Empanadas con Pollo y Papas (Empanadas with Roast Chicken & Potatoes)
These Colombian-style empanadas are made easy by using refrigerated pie dough and roasted chicken. Serve them with the homemade spicy ají verde for a dish with a kick.

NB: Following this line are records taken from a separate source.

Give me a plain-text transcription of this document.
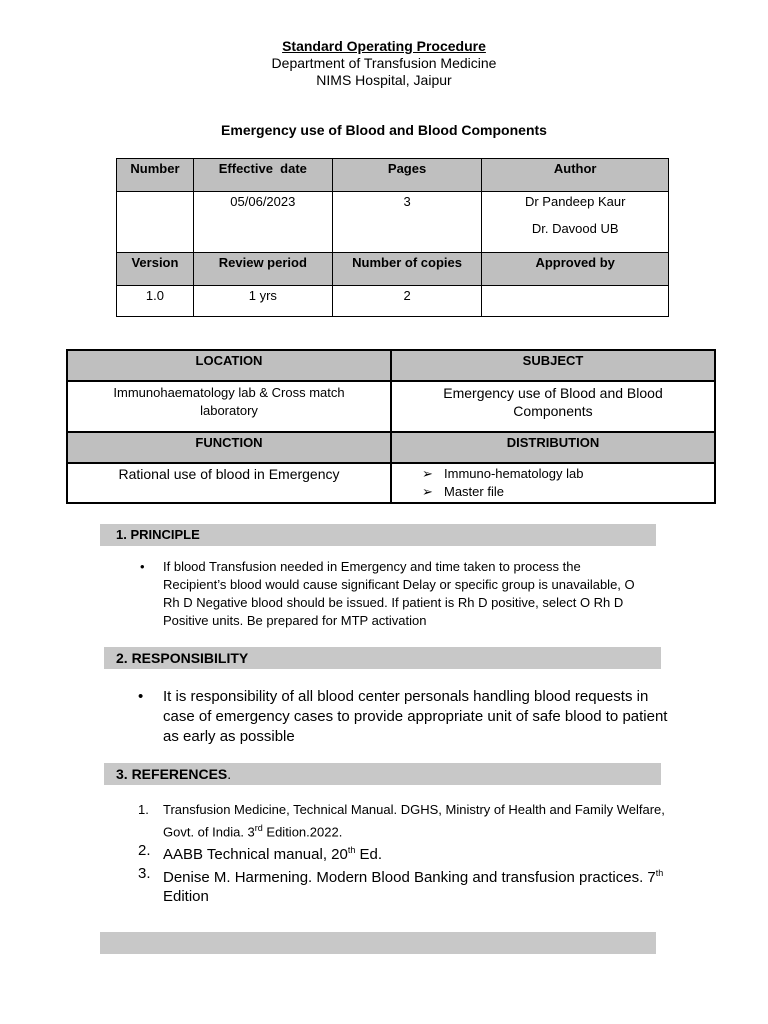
Standard Operating Procedure
Department of Transfusion Medicine
NIMS Hospital, Jaipur
Emergency use of Blood and Blood Components
Number	Effective  date	Pages	Author
	05/06/2023	3	Dr Pandeep Kaur
Dr. Davood UB

Version	Review period	Number of copies	Approved by
1.0	1 yrs	2	
LOCATION	SUBJECT

Immunohaematology lab & Cross match laboratory	Emergency use of Blood and Blood Components

FUNCTION	DISTRIBUTION
Rational use of blood in Emergency	➢ Immuno-hematology lab
➢ Master file
1. PRINCIPLE
• If blood Transfusion needed in Emergency and time taken to process the Recipient’s blood would cause significant Delay or specific group is unavailable, O Rh D Negative blood should be issued. If patient is Rh D positive, select O Rh D Positive units. Be prepared for MTP activation
2. RESPONSIBILITY
• It is responsibility of all blood center personals handling blood requests in case of emergency cases to provide appropriate unit of safe blood to patient as early as possible
3. REFERENCES.
1. Transfusion Medicine, Technical Manual. DGHS, Ministry of Health and Family Welfare, Govt. of India. 3rd Edition.2022.
2. AABB Technical manual, 20th Ed.
3. Denise M. Harmening. Modern Blood Banking and transfusion practices. 7th Edition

Serves: 16Prep: 10 minutesCook: 20 minutesTotal: 30 minutesDifficulty: Easy
- 2 Rolled Pie Crusts
- 1⁄2 small yellow onion, finely diced
- 1⁄2 cup Simply Potatoes® Diced Potatoes, chopped
- 2 cups roasted chicken, shredded
- 1 teaspoon ground cumin
- 1 teaspoon Goya® Adobo with Pepper
- Coarse salt, to taste
- Ground pepper, to taste
- 1⁄2 cup shredded mozzarella
- 2 jalapeño peppers, seeded and finely diced
- 1⁄2 cup fresh cilantro leaves, finely chopped
- 2 green onions, or ¼ cup white onion, finely chopped
- 1 lime, juiced
- 2 tablespoons white vinegar
- Water, as needed
- Preheat oven to 425°F.
- In large skillet, sauté onions in oil until translucent, about 4 minutes. Mix in potatoes, salt and pepper. Cover; cook 6 to 8 minutes.
- Mix in shredded chicken, adobo and cumin. Set aside to cool. Once cool, mix in shredded mozzarella cheese.
- Cut pie crust into 3” round circles. In center of each circle, place 1 tablespoon filling. Seal with water; crimp with fork.
- Arrange empanadas on baking sheet; bake 10 minutes, or until golden brown.
- In small bowl, combine jalapeños, cilantro, onion, lime juice, white vinegar and salt. Add water until desired consistency is achieved.
- Serve empanadas with aji verde on the side.